Week 1: Introduction, Electric Charge properties, Conductors and Insulators, Charge Quantization, Charge Conservation, Check points, Questions

In dry weather, you can produce a spark by walking across certain types of carpet and then bringing one of your fingers near a metal doorknob, metal faucet, or even a friend. You can also produce multiple sparks when you pull, say, a sweater from your body or clothes from a dryer. Sparks and the "static cling" of clothing are usually just annoying. However, if you happen to pull off a sweater and then spark to a computer, the results are more than just annoying. These examples reveal that we have electric charge in our bodies, sweaters, carpets, doorknobs, faucets, and computers.
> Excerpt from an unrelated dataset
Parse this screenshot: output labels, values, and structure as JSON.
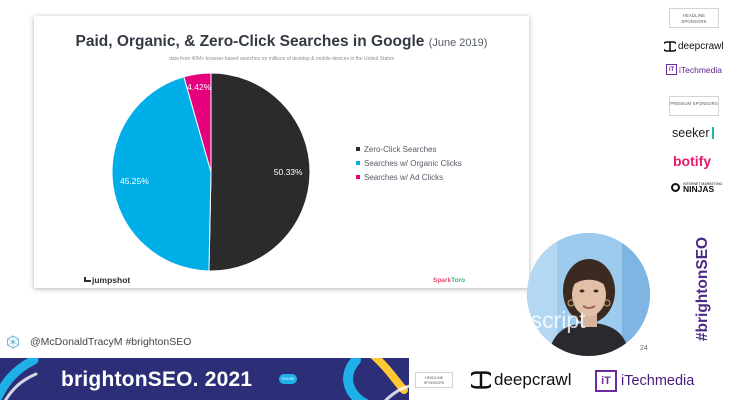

In fact, every object contains a vast amount of electric charge.

After reading this chapter, you should be able to . . .

  1. Distinguish between being electrically neutral, negatively charged, and positively charged and identify excess charge.
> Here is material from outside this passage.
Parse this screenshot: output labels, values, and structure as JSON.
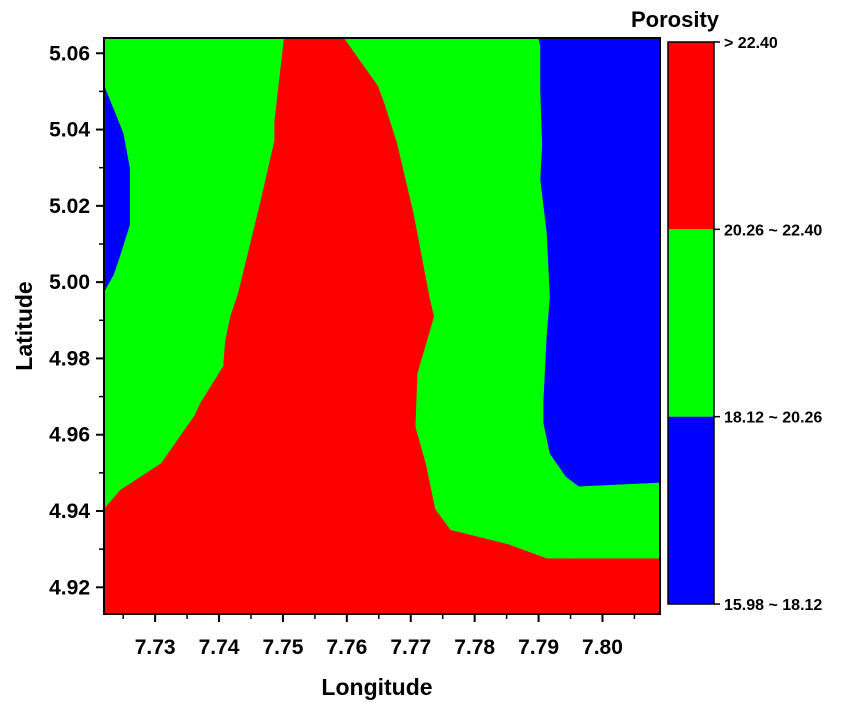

  2. Distinguish between conductors, nonconductors (insulators), semiconductors, and superconductors.
  3. For either of the particles in a pair of charged particles, apply Coulomb’s law to relate the magnitude of the electrostatic force, the charge magnitudes of the particles, and the separation between the particles.
  4. Identify that a shell of uniform charge attracts or repels a charged particle that is outside the shell as if all the shell’s charge were concentrated as a particle at the shell’s center.
  5. Identify that if a charged particle is located inside a shell of uniform charge, there is no net electrostatic force on the particle from the shell.
  6. Identify that the charge of a particle or object must be a positive or negative integer times the elementary charge.
  7. Identify that in any isolated physical process, the net charge cannot change (the net charge is always conserved).
  8. Identify an annihilation process of particles and a pair production of particles.